To make the case for open source, he cited the example of the Open Source Geospatial Foundation,Open source and on-demand are just two different degrees of outsourcing which is developing tools for web-based spatial applications, with the help of code donated by Autodesk. You might ask, what's the point of an open-source iniative like that when you can tap into all the power and market reach of Google Maps? His answer: "If you can build something like that using open-source technology, you've built something that outlasts Google or Yahoo!" Open source, in other words, gives you the security of knowing you can never be left in the lurch by a provider's unexpected change of strategic direction or even disappearance.

So why deliver CollabNet's own application as a service rather than as open source? (Background note: CollabNet does in fact sponsor Subversion, an open source version management tool — and putative successor to CVS — that it supports as a way of seeding its technology in the market, but its flagship application lifecycle management platform is delivered as a service).  Behlendorf said that since the application needs that CollabNet Enterprise Edition meets are so inherently collaborative and distributed, it doesn't make any sense to deliver it as anything other than a networked service.

That line of argument introduces the possibility that applications will migrate more towards the services model the more collaborative and distributed they become — which is more or less an inevitability anyway in a networked world.

But really when you think about it, open source and on-demand are just two different degrees of outsourcing (or do I mean connecting to the network?).
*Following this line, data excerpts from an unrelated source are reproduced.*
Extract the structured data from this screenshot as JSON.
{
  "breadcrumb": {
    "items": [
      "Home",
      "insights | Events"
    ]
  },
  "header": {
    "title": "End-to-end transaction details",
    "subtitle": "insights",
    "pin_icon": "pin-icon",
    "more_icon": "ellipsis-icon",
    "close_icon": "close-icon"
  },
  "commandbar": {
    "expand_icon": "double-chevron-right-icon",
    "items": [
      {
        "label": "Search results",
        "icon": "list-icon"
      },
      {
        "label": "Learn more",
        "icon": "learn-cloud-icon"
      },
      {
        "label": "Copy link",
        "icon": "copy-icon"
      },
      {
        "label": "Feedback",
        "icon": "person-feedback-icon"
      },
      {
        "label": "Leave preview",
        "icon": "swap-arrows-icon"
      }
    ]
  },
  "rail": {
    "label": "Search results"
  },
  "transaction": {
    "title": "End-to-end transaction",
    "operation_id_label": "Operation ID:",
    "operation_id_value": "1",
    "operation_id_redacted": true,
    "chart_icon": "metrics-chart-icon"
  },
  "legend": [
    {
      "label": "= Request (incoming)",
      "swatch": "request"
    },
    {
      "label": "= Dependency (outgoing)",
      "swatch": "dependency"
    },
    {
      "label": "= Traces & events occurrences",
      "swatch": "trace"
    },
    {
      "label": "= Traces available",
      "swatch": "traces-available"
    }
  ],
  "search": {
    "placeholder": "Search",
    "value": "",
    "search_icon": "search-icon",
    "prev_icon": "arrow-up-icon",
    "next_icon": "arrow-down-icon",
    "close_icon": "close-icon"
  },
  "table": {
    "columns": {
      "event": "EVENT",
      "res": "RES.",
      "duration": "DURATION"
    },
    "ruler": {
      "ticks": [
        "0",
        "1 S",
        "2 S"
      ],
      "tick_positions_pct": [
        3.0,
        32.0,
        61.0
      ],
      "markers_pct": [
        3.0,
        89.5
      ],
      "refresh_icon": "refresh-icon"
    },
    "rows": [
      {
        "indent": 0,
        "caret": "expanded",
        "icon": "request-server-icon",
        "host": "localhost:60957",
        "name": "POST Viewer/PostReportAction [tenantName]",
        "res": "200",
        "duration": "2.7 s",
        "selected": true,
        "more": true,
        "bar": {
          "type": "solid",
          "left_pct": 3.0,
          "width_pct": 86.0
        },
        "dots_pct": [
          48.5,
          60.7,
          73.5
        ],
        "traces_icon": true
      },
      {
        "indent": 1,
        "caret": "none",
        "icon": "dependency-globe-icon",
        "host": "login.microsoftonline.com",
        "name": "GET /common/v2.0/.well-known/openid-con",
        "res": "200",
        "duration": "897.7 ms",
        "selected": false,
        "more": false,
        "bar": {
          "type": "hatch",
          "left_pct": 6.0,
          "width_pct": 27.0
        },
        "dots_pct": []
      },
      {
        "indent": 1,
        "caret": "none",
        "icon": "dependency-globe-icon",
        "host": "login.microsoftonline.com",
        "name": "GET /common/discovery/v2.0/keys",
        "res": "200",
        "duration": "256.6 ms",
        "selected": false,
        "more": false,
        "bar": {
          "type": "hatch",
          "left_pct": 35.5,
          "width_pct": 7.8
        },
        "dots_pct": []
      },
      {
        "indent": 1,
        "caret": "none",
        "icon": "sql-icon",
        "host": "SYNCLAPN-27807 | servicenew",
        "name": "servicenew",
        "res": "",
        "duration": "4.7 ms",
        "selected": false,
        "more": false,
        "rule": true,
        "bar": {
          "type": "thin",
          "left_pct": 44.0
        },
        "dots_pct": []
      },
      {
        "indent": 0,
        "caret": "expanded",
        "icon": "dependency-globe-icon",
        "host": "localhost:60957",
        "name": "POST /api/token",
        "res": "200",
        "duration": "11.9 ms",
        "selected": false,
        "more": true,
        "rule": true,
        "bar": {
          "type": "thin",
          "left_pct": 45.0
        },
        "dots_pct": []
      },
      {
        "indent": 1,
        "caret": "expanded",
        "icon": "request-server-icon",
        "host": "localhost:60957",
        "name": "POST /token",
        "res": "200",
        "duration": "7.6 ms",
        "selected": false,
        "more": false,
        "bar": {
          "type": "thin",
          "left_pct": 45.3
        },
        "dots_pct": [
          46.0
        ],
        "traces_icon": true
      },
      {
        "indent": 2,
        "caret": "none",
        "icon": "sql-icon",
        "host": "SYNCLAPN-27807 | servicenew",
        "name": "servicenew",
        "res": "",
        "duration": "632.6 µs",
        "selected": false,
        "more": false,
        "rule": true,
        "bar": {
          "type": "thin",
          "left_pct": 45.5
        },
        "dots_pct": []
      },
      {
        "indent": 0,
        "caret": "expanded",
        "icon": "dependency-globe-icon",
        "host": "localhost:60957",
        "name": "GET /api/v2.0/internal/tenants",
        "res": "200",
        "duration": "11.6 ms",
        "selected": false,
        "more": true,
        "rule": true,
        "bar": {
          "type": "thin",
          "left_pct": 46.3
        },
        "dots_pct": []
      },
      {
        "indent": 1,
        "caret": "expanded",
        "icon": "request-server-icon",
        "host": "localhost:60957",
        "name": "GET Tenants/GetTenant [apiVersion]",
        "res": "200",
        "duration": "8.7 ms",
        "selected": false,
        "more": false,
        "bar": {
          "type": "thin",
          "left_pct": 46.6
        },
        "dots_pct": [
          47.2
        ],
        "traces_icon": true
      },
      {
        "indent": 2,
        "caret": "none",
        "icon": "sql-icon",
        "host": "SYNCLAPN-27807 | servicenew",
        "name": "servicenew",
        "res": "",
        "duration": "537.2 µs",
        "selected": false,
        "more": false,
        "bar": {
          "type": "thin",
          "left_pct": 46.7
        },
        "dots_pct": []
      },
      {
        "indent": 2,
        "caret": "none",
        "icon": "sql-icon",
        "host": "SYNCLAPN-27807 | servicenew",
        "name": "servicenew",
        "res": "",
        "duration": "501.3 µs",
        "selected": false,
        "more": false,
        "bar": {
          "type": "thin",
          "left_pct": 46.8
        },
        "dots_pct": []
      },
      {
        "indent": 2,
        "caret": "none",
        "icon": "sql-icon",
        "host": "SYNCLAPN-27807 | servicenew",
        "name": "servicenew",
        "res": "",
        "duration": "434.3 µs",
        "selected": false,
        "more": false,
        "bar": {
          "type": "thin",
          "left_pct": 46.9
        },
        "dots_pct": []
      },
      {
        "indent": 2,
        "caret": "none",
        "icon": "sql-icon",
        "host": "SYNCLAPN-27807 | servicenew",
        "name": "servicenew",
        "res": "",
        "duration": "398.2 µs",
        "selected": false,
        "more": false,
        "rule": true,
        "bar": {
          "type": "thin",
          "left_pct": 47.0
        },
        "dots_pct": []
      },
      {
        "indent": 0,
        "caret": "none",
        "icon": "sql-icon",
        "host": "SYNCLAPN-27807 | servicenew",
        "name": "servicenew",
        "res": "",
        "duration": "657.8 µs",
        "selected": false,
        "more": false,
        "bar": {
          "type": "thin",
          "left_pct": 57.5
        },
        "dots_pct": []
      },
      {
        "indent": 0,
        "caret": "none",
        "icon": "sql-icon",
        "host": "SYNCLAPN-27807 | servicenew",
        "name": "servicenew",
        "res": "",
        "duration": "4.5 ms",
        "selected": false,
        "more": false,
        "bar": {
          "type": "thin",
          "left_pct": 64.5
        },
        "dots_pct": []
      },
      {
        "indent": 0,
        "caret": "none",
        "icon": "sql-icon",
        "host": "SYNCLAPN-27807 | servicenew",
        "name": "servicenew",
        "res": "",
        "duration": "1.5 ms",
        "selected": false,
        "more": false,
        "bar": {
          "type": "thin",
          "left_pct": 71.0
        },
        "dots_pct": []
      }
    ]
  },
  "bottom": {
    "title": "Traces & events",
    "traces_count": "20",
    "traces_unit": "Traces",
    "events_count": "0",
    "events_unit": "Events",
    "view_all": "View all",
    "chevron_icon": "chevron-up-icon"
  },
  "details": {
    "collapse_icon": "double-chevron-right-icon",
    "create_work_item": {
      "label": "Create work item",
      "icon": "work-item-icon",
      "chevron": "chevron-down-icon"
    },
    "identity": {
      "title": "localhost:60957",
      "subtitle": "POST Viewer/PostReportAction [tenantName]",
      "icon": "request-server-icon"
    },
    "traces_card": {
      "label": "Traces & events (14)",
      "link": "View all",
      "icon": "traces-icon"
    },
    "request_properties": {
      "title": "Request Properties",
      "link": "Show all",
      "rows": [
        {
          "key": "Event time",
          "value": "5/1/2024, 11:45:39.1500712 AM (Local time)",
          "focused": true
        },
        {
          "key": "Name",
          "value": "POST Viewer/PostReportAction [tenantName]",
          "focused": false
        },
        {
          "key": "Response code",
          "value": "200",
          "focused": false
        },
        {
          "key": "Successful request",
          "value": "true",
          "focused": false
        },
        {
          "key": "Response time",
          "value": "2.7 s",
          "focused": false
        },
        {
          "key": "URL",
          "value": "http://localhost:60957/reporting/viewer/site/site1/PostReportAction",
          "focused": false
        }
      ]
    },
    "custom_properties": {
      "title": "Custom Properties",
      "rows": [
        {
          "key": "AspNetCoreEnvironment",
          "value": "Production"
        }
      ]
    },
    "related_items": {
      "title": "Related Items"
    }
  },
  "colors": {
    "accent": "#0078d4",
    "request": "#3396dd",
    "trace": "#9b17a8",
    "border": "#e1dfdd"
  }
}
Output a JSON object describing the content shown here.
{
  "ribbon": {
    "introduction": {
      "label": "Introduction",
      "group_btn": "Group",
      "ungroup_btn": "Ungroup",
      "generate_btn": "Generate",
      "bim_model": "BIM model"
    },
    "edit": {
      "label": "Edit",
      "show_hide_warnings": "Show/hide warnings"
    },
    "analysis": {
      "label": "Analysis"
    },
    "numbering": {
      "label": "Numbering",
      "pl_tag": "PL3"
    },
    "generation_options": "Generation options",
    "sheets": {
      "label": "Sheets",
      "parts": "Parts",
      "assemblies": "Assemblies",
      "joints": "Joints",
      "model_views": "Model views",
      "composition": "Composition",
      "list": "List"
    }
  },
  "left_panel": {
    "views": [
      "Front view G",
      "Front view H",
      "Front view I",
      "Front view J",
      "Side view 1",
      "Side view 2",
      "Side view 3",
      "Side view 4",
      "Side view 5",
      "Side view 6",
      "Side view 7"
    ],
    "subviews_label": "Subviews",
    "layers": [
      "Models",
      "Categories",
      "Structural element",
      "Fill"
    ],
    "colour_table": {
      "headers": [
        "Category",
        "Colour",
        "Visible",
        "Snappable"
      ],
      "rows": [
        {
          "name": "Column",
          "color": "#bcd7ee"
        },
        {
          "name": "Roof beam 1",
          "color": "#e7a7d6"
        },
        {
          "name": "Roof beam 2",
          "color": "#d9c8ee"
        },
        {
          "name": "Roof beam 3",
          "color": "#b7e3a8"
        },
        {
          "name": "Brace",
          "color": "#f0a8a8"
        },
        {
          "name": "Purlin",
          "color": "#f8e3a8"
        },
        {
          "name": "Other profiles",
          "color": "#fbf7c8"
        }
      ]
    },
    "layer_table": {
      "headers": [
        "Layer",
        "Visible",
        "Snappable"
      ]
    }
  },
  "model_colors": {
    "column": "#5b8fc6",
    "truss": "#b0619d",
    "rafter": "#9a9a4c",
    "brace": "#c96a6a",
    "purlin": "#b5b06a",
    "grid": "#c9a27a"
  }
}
With on-demand you outsource the development, implementation and operation, whereas open source is a means of outsourcing just the core development. This was a theme I heard JP Rangaswami, CIO of global investment bank Dresdner Kleinwort Wasserstein, exploring at a software architecture forum last December. Here's what I wrote up at the time:

"'The vendor community is now an open-source community,' he declared. Instead of having to hand over huge license and maintenance fees to proprietary software vendors every year, enterprises now have the option of turning to open-source alternatives, or even clubbing together within an industry to fund their own open-source project (as, for example, a number of banks are said to have done in the AMQ message queuing project). This applies a form of utility model to the software infrastructure stack, he said, in which users collectively outsource the development of the stack to vendor-neutral open-source projects."

AMQ, which has been masterminded by John O'Hara, a senior architect at banking giant JPMorgan Chase, looks like it will be an excellent demonstration of collective outsourcing in action. The project aims to establish a cross-platform wire-level messaging protocol as an alternative to proprietary messaging stacks. But although the project is said to be on track, work remains frustratingly under wraps until all the participants are confident that it's ready to be unveiled in public.

Behlendorf told me about another example: a group of companies in Minnesota who use CollabNet's development community platform to share development of custom business software, in a project known as Avalanche. "The CIOs got together and said, let's build a private collaboration community where companies share code."

There's no reason, though, why on-demand vendors can't also participate in and benefit from projects like these. Most of them already base their application infrastructure on open-source code anyway. Let's throw one more ingredient into the mix that blurs the boundaries even more: web services and SOA. The principle of standardized published interfaces co-operating in a shared services architecture helps mute the issue of abandoned APIs that Behlendorf cites as a disadvantage of the on-demand model. If the APIs are standardized then consumers aren't tied into specific providers; they can migrate from one to another.

Perhaps the error is to imagine that out sourcing and open sourcing are two opposing models rather than complementary aspects of a single model. Both tap into collaboration and network effects. They are part of something bigger: I'm tempted to call it 'shared sourcing' because sharing is the single constant factor across open source, on-demand and SOA.